Error Handling Patterns for AI-Generated Code

AI swallows errors, catches too broadly, and logs nothing useful. Rules for structured errors, proper catch scopes, error boundaries, and operational error handling.

8 min read·July 9, 2024

catch (err) { console.error(err); return null; } — the most dangerous AI pattern

Typed errors, narrow catches, error boundaries, retry patterns, and structured logging

How AI Handles Errors (And Why Every Pattern Is Wrong)

AI generates three error handling anti-patterns consistently: catch-all (catching Exception or Error and swallowing it), log-and-continue (catching, logging console.error, and returning a default value as if nothing happened), and no-handling (no try/catch at all — unhandled errors crash the process).
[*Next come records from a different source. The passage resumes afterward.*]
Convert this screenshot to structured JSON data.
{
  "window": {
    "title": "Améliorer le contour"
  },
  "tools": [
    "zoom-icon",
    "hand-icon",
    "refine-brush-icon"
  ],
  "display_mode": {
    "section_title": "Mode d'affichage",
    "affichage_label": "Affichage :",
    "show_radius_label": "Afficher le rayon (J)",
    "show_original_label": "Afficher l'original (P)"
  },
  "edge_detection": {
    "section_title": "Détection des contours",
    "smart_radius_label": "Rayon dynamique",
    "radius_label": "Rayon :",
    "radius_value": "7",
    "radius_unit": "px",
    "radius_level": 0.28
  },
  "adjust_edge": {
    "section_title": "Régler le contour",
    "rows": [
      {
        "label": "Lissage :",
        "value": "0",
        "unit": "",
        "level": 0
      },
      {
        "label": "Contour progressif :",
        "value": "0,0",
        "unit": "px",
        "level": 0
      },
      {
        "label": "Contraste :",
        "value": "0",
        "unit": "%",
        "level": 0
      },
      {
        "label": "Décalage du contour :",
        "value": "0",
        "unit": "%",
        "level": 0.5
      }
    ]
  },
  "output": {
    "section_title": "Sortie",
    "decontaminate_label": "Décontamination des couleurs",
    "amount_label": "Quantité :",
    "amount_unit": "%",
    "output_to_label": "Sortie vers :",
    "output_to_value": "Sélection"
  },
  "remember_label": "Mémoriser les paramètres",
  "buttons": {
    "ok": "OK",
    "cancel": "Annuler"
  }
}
All three produce code that silently corrupts state, loses error context, or crashes unpredictably.

Good error handling is nuanced: some errors should crash the process (programmer bugs — assertion failures, type errors), some should be caught and retried (transient failures — network timeouts, database deadlocks), some should be caught and returned to the user (validation errors, not-found), and some should be caught and logged for ops (unexpected server errors). AI treats all errors the same — either ignoring them or catching everything.

These rules define which errors to catch, how to catch them, what to do with them, and how to communicate them. They apply to any language — the patterns are universal, though the syntax varies.
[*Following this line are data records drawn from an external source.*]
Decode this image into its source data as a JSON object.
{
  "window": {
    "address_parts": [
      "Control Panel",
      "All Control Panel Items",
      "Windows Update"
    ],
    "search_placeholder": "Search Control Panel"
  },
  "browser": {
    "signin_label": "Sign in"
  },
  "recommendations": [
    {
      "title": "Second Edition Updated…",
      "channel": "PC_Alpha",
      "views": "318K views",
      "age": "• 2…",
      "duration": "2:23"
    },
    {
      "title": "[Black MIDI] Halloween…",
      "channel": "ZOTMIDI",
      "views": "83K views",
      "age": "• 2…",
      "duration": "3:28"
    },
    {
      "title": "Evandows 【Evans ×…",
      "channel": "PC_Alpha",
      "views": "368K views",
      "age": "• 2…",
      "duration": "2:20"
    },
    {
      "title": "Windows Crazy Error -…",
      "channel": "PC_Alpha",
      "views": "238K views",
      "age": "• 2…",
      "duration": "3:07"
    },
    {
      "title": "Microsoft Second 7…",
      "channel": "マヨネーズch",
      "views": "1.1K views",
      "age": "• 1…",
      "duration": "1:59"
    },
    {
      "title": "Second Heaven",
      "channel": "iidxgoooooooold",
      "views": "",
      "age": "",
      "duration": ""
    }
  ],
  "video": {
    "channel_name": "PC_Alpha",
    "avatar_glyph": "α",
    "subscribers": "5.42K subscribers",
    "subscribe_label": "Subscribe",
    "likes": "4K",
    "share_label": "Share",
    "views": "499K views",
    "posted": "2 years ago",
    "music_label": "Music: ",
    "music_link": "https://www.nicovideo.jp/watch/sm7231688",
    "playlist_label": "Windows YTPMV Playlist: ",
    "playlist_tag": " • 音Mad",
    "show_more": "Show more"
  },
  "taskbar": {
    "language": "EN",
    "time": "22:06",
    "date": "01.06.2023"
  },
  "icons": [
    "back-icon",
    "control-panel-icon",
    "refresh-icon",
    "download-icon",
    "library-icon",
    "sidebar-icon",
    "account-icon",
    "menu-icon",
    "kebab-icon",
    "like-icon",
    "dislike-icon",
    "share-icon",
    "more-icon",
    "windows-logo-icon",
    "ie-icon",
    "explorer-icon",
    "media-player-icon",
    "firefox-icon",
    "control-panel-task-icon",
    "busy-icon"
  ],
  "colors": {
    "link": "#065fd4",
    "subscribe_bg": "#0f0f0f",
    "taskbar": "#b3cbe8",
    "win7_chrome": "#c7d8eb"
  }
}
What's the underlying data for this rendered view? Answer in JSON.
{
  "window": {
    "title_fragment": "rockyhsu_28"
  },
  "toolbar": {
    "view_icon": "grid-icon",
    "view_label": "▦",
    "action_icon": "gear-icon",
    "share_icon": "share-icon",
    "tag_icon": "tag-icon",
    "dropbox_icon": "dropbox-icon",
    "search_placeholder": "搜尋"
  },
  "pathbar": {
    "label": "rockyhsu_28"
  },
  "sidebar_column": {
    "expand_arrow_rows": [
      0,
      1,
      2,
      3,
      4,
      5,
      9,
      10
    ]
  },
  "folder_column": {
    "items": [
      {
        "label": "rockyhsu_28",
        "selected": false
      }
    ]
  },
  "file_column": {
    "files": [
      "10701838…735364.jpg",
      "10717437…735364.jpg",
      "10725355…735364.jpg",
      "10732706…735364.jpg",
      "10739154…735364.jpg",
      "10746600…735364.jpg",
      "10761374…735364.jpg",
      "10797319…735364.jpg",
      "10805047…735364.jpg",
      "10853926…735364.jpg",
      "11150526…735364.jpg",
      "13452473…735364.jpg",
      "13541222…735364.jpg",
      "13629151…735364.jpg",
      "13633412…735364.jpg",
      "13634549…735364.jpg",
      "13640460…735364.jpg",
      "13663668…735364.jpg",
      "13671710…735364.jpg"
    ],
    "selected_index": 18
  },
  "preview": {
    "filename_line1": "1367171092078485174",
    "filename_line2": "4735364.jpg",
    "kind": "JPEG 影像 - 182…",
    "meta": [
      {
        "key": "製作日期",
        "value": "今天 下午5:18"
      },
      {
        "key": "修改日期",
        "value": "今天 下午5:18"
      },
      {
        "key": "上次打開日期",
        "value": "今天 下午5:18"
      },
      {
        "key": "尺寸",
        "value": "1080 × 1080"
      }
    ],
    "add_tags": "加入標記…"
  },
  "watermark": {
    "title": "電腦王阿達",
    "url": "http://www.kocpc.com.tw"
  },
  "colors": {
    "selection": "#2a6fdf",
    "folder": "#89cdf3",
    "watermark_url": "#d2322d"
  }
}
Rule 1: Typed Error Hierarchies

The rule: 'Define a custom error hierarchy for your application. Base: AppError with message, code, statusCode. Subclasses: ValidationError (400, field-level errors), NotFoundError (404, resource type + ID), AuthenticationError (401), AuthorizationError (403), ConflictError (409), InternalError (500, wraps unexpected errors). Throw specific types — catch specific types. Never throw generic Error or string.'

For the base class: 'class AppError extends Error { constructor(public message: string, public statusCode: number, public code: string) { super(message); this.name = this.constructor.name; } }. Subclasses add domain-specific data: class ValidationError extends AppError { constructor(public fields: Record<string, string>) { super("Validation failed", 400, "VALIDATION_ERROR"); } }.'

AI throws new Error("Something went wrong") — generic, untyped, and useless for programmatic handling. Typed errors let catch blocks handle different cases differently: catch ValidationError → return 400 with field errors. catch NotFoundError → return 404. catch unknown → log + return 500.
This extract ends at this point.